Giovanni Francesco Gemelli Careri tarafından çizilen 1704 tarihli bu nadir harita, Azteklerin Meksika'nın kuzeybatısındaki gizemli bir cennet olan Aztlán'dan günümüzün Mexico City'si olan Chapultepec Yaylaları'na efsanevi göçünün yayınlanmış ilk temsilidir.

Aztlán bir cennet miydi yoksa bir zorbalar ülkesi miydi?

Aztlán kelimesi “kuzeyde toprak; Azteklerin geldiği ülke. ”Aztlán'da yaşayan halkın, oradan Meksika Vadisi'ne taşınan Aztekler haline geldiği söyleniyor. Bazı hikayelerde Aztlán bir yeryüzü cenneti olarak tanımlanmıştır. Aubin Yasasında Aztlán, Azteklerin zalimce yönetici seçkinler olan Aztek Chicomoztoca'nın yönetimi altında olduğu yerdi. Aztekler Chicomozto'dan kaçmak için rahiplerinin altında Aztlán'dan kaçtılar. Efsaneye göre, tanrı Huitzilopochtli onlara Aztek adını kullanabileceklerini ve Meksikalılar olarak bilinebileceklerini söyledi. Aztlán'dan Tenochtitlán'a Aztek göçü, Aztek tarihinin önemli bir parçasıdır. Aztek takviminin ilk güneş yılı olan 24 Mayıs 1064'te başladı.

Meksikalılar Aztlán'dan ayrılıyor. 16. yüzyıldan Codex Boturini'den çizim. bilinmeyen bir Aztek yazarı tarafından oluşturulmuştur.

Aztlán gölde bir adaydı

Aztlán hiçbir zaman kesin olarak konumlandırılmamış olsa da, genellikle bir ada olarak tanımlanır, ancak bir deniz adasından ziyade bir göl üzerindeki bir adaydı. Araştırmacılar, daha sonra Meksikalılar olarak bilinen Azteklerin menşe yerini keşfetmeyi umarak Aztlán olabilecek bir yer belirlemek için birkaç kez denediler.

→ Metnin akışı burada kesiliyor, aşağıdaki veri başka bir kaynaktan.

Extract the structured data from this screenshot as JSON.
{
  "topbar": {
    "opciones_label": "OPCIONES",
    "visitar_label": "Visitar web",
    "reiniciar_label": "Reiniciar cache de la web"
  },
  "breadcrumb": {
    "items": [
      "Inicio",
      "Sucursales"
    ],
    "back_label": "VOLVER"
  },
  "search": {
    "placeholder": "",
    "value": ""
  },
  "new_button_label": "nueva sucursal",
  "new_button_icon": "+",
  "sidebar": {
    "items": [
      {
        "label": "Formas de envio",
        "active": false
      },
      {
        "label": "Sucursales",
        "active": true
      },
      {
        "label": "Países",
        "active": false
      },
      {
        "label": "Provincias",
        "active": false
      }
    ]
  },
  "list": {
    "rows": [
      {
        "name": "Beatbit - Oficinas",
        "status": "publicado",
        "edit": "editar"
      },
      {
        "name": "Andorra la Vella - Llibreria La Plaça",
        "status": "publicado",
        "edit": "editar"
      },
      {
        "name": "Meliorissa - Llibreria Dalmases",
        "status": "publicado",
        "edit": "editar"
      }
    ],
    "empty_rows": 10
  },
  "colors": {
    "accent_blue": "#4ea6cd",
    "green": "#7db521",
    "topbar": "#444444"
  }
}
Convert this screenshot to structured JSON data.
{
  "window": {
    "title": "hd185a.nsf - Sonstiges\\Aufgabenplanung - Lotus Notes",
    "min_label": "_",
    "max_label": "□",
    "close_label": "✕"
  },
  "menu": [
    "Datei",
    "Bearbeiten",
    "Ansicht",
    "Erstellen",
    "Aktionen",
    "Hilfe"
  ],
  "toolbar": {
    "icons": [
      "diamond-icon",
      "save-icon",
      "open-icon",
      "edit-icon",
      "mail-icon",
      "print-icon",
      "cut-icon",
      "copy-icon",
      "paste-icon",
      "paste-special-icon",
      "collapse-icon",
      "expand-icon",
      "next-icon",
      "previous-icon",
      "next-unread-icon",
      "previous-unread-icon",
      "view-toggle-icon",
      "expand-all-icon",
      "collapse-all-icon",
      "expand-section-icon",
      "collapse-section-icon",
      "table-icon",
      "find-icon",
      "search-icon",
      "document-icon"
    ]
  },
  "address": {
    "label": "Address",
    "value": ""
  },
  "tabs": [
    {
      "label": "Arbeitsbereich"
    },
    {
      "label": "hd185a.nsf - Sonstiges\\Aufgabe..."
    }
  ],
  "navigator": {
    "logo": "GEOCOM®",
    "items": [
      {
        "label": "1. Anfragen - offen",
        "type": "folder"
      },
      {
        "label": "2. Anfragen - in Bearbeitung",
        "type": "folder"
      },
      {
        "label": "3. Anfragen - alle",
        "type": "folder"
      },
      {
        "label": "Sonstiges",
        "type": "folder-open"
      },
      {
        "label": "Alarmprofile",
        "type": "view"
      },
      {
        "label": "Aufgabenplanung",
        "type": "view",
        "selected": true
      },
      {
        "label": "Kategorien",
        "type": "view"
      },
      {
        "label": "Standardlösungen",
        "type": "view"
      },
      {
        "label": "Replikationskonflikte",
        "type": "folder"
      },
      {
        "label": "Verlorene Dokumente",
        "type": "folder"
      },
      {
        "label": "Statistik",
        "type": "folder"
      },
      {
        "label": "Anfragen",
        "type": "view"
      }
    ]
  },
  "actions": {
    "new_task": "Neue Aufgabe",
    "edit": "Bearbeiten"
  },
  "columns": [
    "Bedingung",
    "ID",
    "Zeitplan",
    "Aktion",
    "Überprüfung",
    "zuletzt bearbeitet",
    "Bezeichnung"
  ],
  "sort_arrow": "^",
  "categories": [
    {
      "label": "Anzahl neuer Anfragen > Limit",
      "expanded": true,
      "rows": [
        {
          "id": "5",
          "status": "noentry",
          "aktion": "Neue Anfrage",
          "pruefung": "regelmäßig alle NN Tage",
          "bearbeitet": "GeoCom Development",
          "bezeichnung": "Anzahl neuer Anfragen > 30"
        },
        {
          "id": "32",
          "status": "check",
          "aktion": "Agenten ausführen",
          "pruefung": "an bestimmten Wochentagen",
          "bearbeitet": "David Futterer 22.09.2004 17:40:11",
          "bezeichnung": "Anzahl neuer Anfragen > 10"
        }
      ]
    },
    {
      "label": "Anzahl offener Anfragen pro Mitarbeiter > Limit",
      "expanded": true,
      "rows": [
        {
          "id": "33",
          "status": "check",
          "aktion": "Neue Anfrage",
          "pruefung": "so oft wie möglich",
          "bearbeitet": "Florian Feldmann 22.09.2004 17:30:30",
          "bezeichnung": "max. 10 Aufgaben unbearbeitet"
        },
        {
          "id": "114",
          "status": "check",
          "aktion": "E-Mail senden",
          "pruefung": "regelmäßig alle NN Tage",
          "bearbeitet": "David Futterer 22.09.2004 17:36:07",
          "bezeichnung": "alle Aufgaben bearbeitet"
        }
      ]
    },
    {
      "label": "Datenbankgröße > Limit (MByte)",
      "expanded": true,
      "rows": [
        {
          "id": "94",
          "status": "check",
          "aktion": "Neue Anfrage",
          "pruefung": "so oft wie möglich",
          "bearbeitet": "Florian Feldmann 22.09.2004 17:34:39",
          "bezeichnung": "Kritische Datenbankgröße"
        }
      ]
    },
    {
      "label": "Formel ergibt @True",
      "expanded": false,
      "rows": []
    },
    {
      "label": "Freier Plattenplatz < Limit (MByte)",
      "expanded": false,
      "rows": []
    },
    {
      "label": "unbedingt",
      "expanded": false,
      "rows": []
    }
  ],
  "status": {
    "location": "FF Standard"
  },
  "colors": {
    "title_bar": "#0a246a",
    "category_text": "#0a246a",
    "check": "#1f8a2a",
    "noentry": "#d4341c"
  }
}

Bazıları Atlantis'i aramanın ve Aztlán'ı aramanın aynı amaca yol açtığına inanıyor, çünkü bunlar aynı yerin farklı isimleri. Ancak, araştırmacılar bu konuda hemfikir değiller ve birçok kişi Aztlán'ın kayıp Atlantis şehri dışında bulunduğuna inanıyor.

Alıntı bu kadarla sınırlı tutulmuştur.